Di sisi lain, Sutopo mengaku tidak menemui hambatan berarti dalam menjalankan tugas dan pengabdiannya kepada masyarakat. Kesibukan yang nyaris menyita waktunya 24 jam sehari dan tujuh hari dalam seminggu tidak menjadi beban selama keluarga tetap mendukungnya.

“Itu dulu, tetapi secara umum, tidak ada masalah dengan dukungan keluarga. No problem. Paling-paling, terkadang mereka harus membukakan pintu pada setengah atau sepertiga malam terakhir, saat saya harus pergi meninggalkan rumah atau pun pulang dari rumah sakit. Atau kesibukan saya terkadang mengganggu acara keluarga yang sudah direncanakan,” kata ayah dari Dr. Vita Susianawati, Sp.A, M.Kes; Afiani Dwi Handayani, SPsi., Psi; Arif Nugroho, ST, SE; dan Muhammad Subarkah ini.

Sutopo tetap memegang erat pendapatnya yang menyatakan dokter adalah profesi mulia dan luhur. Agaknya, pendapat pribadi Sutopo sejalan dengan pendapat yang berlaku umum, menjadikan profesi ini sebagai ladang untuk berbakti kepada masyarakat dan pengguna jasa kedokteran. Selain itu, ia juga menjadikan profesi ini sebagai sarana mencapai kebahagiaan hidup di dunia dan akhirat.

“Saya sudah semakin tua. Tetapi saya semakin merasakan bertambahnya kewajiban untuk membantu dan menolong masyarakat dalam mengatasi masalah-masalah mereka. Khusunya pada masalah kesehatan dan masalah sosial keagamaan pada umumnya,” kata suami Hj. Siti Awalina ini dan kakek tujuh orang cucu ini.
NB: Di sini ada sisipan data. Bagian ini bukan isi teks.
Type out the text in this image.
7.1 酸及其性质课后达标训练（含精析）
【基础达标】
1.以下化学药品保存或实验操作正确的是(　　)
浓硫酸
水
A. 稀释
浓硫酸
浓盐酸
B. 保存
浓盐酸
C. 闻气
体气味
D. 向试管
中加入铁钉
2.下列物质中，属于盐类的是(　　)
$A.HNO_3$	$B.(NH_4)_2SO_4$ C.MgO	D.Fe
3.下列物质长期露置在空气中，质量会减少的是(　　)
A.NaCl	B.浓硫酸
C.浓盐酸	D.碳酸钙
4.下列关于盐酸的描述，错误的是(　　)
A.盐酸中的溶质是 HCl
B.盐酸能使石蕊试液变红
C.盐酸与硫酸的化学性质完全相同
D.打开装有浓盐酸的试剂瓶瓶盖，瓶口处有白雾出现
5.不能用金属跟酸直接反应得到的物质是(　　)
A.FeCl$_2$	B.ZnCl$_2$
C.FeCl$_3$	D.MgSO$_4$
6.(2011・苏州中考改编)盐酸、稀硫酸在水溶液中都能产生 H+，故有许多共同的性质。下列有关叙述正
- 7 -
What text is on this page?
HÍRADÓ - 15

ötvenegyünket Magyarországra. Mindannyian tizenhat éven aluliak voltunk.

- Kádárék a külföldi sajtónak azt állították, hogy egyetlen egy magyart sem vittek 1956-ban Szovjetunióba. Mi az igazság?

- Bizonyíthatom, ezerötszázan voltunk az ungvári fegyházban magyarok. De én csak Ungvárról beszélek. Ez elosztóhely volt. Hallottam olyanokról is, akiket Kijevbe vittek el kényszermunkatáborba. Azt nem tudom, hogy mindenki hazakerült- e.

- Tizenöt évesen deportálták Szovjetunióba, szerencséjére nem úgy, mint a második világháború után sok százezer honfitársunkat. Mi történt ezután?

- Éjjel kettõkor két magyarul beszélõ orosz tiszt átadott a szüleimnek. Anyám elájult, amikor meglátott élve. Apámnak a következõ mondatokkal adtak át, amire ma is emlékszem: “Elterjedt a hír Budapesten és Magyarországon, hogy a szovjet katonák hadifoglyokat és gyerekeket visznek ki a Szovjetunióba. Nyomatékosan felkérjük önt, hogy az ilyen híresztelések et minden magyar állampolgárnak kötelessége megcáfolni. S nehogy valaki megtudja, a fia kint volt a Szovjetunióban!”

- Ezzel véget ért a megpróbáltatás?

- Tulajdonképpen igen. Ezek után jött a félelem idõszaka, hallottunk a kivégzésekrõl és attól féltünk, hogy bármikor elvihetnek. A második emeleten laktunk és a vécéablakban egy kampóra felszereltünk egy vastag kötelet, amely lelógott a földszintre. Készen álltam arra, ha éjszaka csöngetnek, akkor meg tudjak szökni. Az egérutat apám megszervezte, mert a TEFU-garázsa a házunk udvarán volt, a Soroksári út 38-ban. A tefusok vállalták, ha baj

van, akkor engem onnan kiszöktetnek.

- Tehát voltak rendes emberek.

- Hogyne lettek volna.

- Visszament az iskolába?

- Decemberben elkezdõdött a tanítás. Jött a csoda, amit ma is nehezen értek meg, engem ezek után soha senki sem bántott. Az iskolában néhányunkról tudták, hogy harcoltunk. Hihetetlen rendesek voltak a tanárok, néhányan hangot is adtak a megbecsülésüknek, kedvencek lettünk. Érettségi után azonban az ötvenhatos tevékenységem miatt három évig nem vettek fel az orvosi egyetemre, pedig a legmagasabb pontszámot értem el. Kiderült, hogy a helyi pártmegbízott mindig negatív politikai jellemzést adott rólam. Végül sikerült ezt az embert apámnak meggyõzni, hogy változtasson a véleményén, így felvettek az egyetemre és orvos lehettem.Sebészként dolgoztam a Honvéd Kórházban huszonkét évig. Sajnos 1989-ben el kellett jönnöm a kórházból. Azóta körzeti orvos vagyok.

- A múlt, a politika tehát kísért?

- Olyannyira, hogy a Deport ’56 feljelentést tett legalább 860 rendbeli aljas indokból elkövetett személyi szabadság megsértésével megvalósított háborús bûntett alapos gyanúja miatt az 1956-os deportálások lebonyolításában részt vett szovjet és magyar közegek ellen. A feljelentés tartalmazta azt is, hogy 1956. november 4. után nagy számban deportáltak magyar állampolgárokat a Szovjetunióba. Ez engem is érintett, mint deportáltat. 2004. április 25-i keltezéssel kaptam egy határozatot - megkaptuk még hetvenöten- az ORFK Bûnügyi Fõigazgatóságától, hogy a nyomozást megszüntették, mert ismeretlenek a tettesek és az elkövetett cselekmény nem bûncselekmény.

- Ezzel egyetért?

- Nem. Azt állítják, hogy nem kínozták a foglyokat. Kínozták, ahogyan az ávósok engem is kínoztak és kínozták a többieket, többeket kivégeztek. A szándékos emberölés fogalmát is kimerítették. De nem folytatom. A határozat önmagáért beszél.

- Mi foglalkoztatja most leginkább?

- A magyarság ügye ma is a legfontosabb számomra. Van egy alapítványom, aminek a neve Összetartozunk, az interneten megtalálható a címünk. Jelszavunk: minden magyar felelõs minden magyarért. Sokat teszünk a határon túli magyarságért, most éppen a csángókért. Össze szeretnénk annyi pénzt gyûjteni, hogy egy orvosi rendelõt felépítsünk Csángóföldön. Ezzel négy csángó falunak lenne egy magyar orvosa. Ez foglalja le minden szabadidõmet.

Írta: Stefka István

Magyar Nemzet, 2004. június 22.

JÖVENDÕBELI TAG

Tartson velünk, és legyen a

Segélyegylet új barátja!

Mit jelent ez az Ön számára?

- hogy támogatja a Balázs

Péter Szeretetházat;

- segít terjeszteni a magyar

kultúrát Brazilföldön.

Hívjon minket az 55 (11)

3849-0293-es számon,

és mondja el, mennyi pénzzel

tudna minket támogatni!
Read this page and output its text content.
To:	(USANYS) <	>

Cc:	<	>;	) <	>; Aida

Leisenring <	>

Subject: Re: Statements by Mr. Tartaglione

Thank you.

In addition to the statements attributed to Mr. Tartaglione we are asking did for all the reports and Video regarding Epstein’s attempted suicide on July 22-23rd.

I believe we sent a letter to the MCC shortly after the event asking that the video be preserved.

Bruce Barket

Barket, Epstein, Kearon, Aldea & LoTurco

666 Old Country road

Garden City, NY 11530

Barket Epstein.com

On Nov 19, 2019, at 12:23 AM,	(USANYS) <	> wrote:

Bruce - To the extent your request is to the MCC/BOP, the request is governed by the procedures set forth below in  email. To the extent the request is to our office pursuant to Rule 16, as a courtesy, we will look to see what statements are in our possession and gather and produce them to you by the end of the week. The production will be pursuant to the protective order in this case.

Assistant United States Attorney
Tanpa bermaksud menggurui, ia mencoba mengingatkan bahwa tujuan penting menjalani kehidupan ini adalah mencapai kebaikan di dunia dan akhirat. “Kita akan mencapai posisi tertinggi saat berhasil menjadi muttaqin, yaitu orang yang bertakwa kepada Allah SWT dengan sebenar-benarnya,” kata Sutopo yang tergerak untuk menyampaikan pesan reliji kepada generasi muda. Sebuah hadist Nabi menyebutkan, Allah SWT mencintai orang-orang yang bertakwa kepada-Nya, tapi lebih mencintai orang-orang muda yang bertakwa, tanpa memandang profesi dan pekerjaannya.

Akhir kata, setelah penisun dari PNS, Sutopo saat ini menjadi dokter mitra di RS PKU Muhammadiyah Surakarta dan RS Islam Yarsis Surakarta di Pabelan, Sukoharjo.